Chantre de la « grande cuisine minceur », il est sans doute celui qui incarna avec le plus de créativité, d’érudition et de malice, la génération « nouvelle cuisine », mouvement phare du renouvellement gastronomique français du début des années 1970, dont il était la dernière légende vivante depuis la disparition de ses amis Paul Bocuse, Pierre et Jean Troisgros, Roger Vergé, Alain Chapel ou Alain Senderens.

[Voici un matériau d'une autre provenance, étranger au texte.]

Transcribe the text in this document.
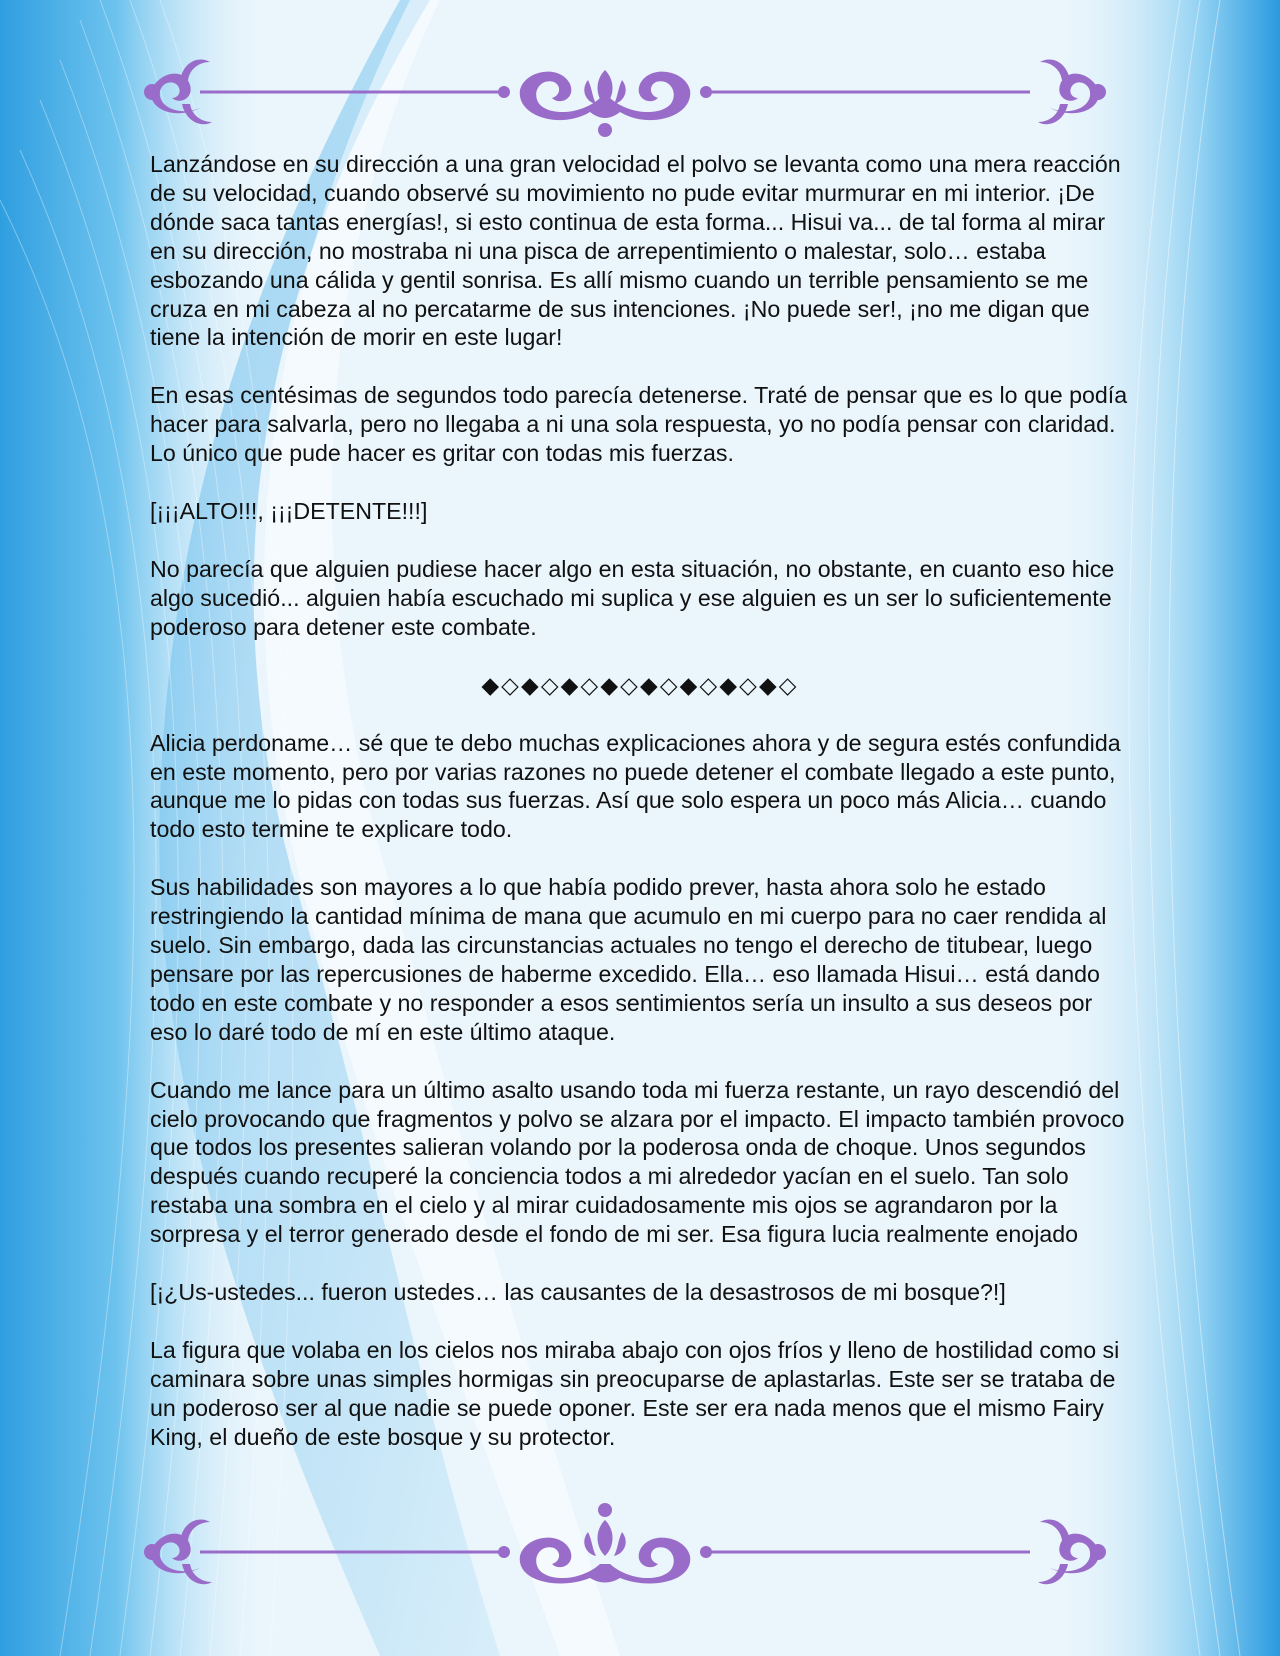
Lanzándose en su dirección a una gran velocidad el polvo se levanta como una mera reacción de su velocidad, cuando observé su movimiento no pude evitar murmurar en mi interior. ¡De dónde saca tantas energías!, si esto continua de esta forma... Hisui va... de tal forma al mirar en su dirección, no mostraba ni una pisca de arrepentimiento o malestar, solo… estaba esbozando una cálida y gentil sonrisa. Es allí mismo cuando un terrible pensamiento se me cruza en mi cabeza al no percatarme de sus intenciones. ¡No puede ser!, ¡no me digan que tiene la intención de morir en este lugar!

En esas centésimas de segundos todo parecía detenerse. Traté de pensar que es lo que podía hacer para salvarla, pero no llegaba a ni una sola respuesta, yo no podía pensar con claridad. Lo único que pude hacer es gritar con todas mis fuerzas.

[¡¡¡ALTO!!!, ¡¡¡DETENTE!!!]

No parecía que alguien pudiese hacer algo en esta situación, no obstante, en cuanto eso hice algo sucedió... alguien había escuchado mi suplica y ese alguien es un ser lo suficientemente poderoso para detener este combate.

◆◇◆◇◆◇◆◇◆◇◆◇◆◇◆◇

Alicia perdoname… sé que te debo muchas explicaciones ahora y de segura estés confundida en este momento, pero por varias razones no puede detener el combate llegado a este punto, aunque me lo pidas con todas sus fuerzas. Así que solo espera un poco más Alicia… cuando todo esto termine te explicare todo.

Sus habilidades son mayores a lo que había podido prever, hasta ahora solo he estado restringiendo la cantidad mínima de mana que acumulo en mi cuerpo para no caer rendida al suelo. Sin embargo, dada las circunstancias actuales no tengo el derecho de titubear, luego pensare por las repercusiones de haberme excedido. Ella… eso llamada Hisui… está dando todo en este combate y no responder a esos sentimientos sería un insulto a sus deseos por eso lo daré todo de mí en este último ataque.

Cuando me lance para un último asalto usando toda mi fuerza restante, un rayo descendió del cielo provocando que fragmentos y polvo se alzara por el impacto. El impacto también provoco que todos los presentes salieran volando por la poderosa onda de choque. Unos segundos después cuando recuperé la conciencia todos a mi alrededor yacían en el suelo. Tan solo restaba una sombra en el cielo y al mirar cuidadosamente mis ojos se agrandaron por la sorpresa y el terror generado desde el fondo de mi ser. Esa figura lucia realmente enojado

[¡¿Us-ustedes... fueron ustedes… las causantes de la desastrosos de mi bosque?!]

La figura que volaba en los cielos nos miraba abajo con ojos fríos y lleno de hostilidad como si caminara sobre unas simples hormigas sin preocuparse de aplastarlas. Este ser se trataba de un poderoso ser al que nadie se puede oponer. Este ser era nada menos que el mismo Fairy King, el dueño de este bosque y su protector.
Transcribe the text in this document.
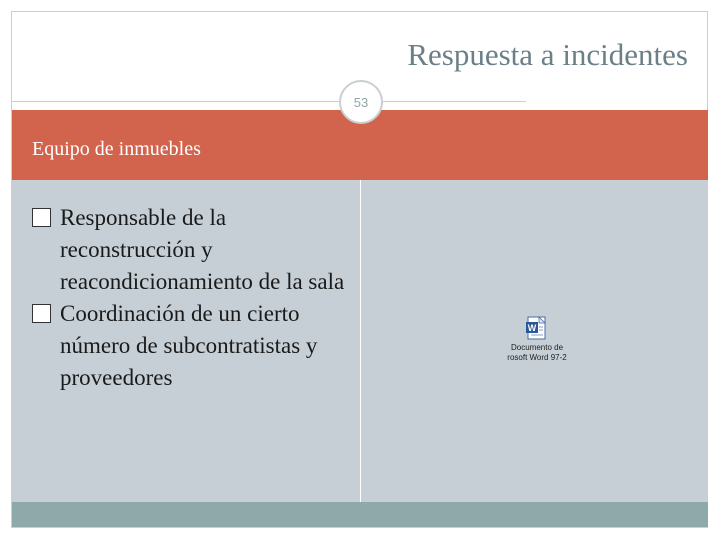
Respuesta a incidentes
53
Equipo de inmuebles

Responsable de la reconstrucción y reacondicionamiento de la sala

Coordinación de un cierto número de subcontratistas y proveedores

W
Documento de
rosoft Word 97-2
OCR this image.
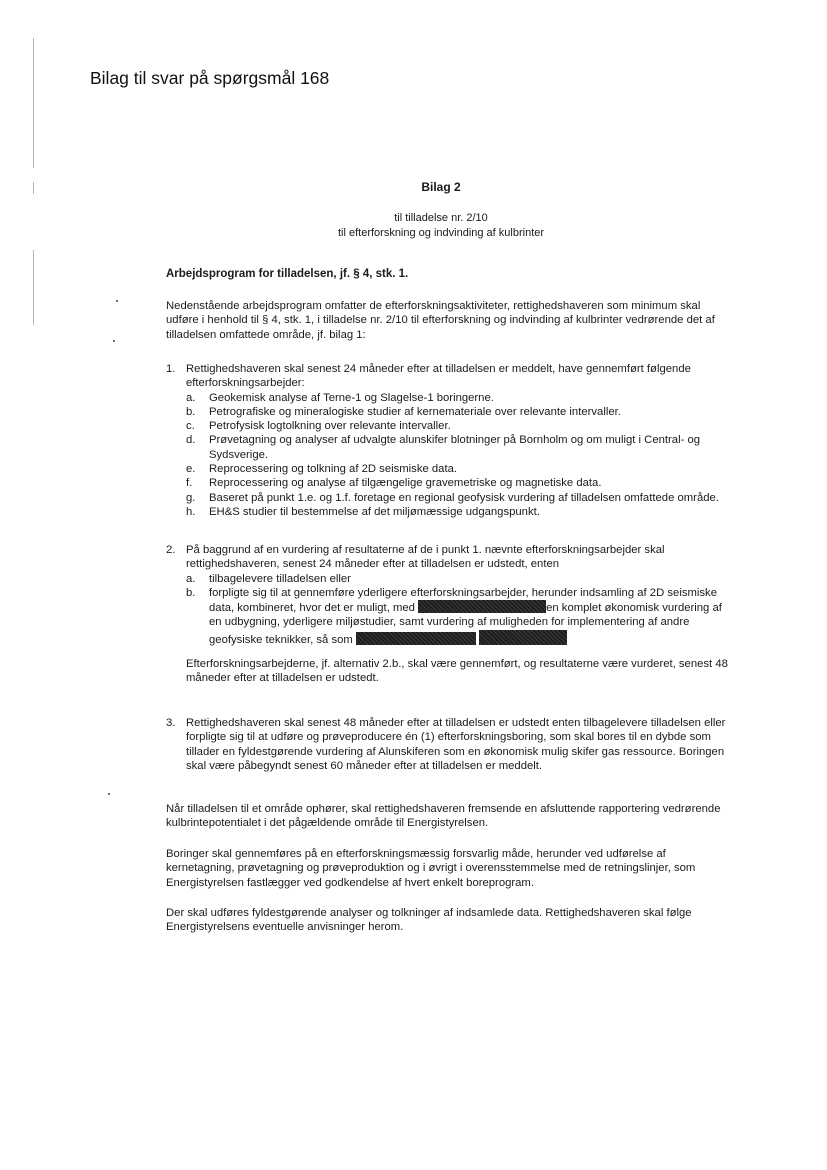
Bilag til svar på spørgsmål 168
Bilag 2
til tilladelse nr. 2/10
til efterforskning og indvinding af kulbrinter
Arbejdsprogram for tilladelsen, jf. § 4, stk. 1.
Nedenstående arbejdsprogram omfatter de efterforskningsaktiviteter, rettighedshaveren som minimum skal udføre i henhold til § 4, stk. 1, i tilladelse nr. 2/10 til efterforskning og indvinding af kulbrinter vedrørende det af tilladelsen omfattede område, jf. bilag 1:
1. Rettighedshaveren skal senest 24 måneder efter at tilladelsen er meddelt, have gennemført følgende efterforskningsarbejder:
a. Geokemisk analyse af Terne-1 og Slagelse-1 boringerne.
b. Petrografiske og mineralogiske studier af kernemateriale over relevante intervaller.
c. Petrofysisk logtolkning over relevante intervaller.
d. Prøvetagning og analyser af udvalgte alunskifer blotninger på Bornholm og om muligt i Central- og Sydsverige.
e. Reprocessering og tolkning af 2D seismiske data.
f. Reprocessering og analyse af tilgængelige gravemetriske og magnetiske data.
g. Baseret på punkt 1.e. og 1.f. foretage en regional geofysisk vurdering af tilladelsen omfattede område.
h. EH&S studier til bestemmelse af det miljømæssige udgangspunkt.
2. På baggrund af en vurdering af resultaterne af de i punkt 1. nævnte efterforskningsarbejder skal rettighedshaveren, senest 24 måneder efter at tilladelsen er udstedt, enten
a. tilbagelevere tilladelsen eller
b. forpligte sig til at gennemføre yderligere efterforskningsarbejder, herunder indsamling af 2D seismiske data, kombineret, hvor det er muligt, med	en komplet økonomisk vurdering af en udbygning, yderligere miljøstudier, samt vurdering af muligheden for implementering af andre geofysiske teknikker, så som
Efterforskningsarbejderne, jf. alternativ 2.b., skal være gennemført, og resultaterne være vurderet, senest 48 måneder efter at tilladelsen er udstedt.
3. Rettighedshaveren skal senest 48 måneder efter at tilladelsen er udstedt enten tilbagelevere tilladelsen eller forpligte sig til at udføre og prøveproducere én (1) efterforskningsboring, som skal bores til en dybde som tillader en fyldestgørende vurdering af Alunskiferen som en økonomisk mulig skifer gas ressource. Boringen skal være påbegyndt senest 60 måneder efter at tilladelsen er meddelt.
Når tilladelsen til et område ophører, skal rettighedshaveren fremsende en afsluttende rapportering vedrørende kulbrintepotentialet i det pågældende område til Energistyrelsen.
Boringer skal gennemføres på en efterforskningsmæssig forsvarlig måde, herunder ved udførelse af kernetagning, prøvetagning og prøveproduktion og i øvrigt i overensstemmelse med de retningslinjer, som Energistyrelsen fastlægger ved godkendelse af hvert enkelt boreprogram.
Der skal udføres fyldestgørende analyser og tolkninger af indsamlede data. Rettighedshaveren skal følge Energistyrelsens eventuelle anvisninger herom.
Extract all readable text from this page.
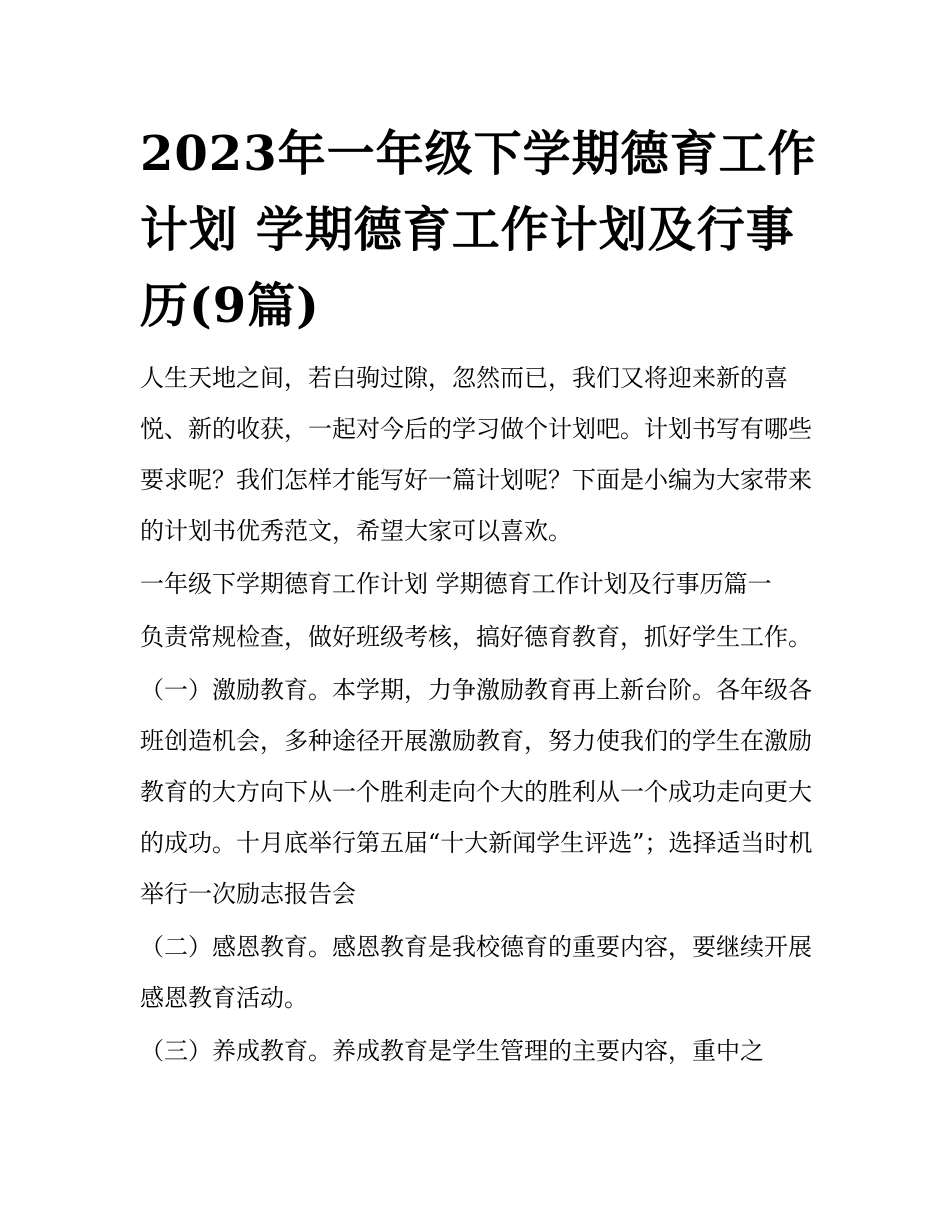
2023年一年级下学期德育工作计划 学期德育工作计划及行事历(9篇)

人生天地之间，若白驹过隙，忽然而已，我们又将迎来新的喜悦、新的收获，一起对今后的学习做个计划吧。计划书写有哪些要求呢？我们怎样才能写好一篇计划呢？下面是小编为大家带来的计划书优秀范文，希望大家可以喜欢。

一年级下学期德育工作计划 学期德育工作计划及行事历篇一

负责常规检查，做好班级考核，搞好德育教育，抓好学生工作。

（一）激励教育。本学期，力争激励教育再上新台阶。各年级各班创造机会，多种途径开展激励教育，努力使我们的学生在激励教育的大方向下从一个胜利走向个大的胜利从一个成功走向更大的成功。十月底举行第五届“十大新闻学生评选”；选择适当时机举行一次励志报告会

（二）感恩教育。感恩教育是我校德育的重要内容，要继续开展感恩教育活动。

（三）养成教育。养成教育是学生管理的主要内容，重中之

Chef trois étoiles depuis 1977 de l’hôtel-restaurant Les Prés d’Eugénie, à Eugénie-les-Bains (Landes), capable de faire rimer thermalisme et hédonisme, auteur de best-sellers – La Grande cuisine minceur (Robert Laffont, 1976), La Cuisine gourmande (Robert Laffont, 1978)… – qui amplifièrent sa renommée internationale, Michel Guérard est mort dans la nuit de dimanche 18 à lundi 19 août, à l’âge de 91 ans, a annoncé son entourage, confirmant une information de France Bleu.
Paraphrasant une citation du peintre Claude Monet, Michel Guérard aimait répéter qu’il aspirait à « faire la cuisine comme l’oiseau chante ». Œil pétillant, sourire en coin, ce gourmand virevoltant affirmait ainsi la philosophie libre et réjouie d’un acte culinaire dont la justesse devait résonner avec limpidité. Une fluidité rendue possible par la maîtrise technique de cet ancien pâtissier et sa connaissance encyclopédique de l’histoire de la cuisine.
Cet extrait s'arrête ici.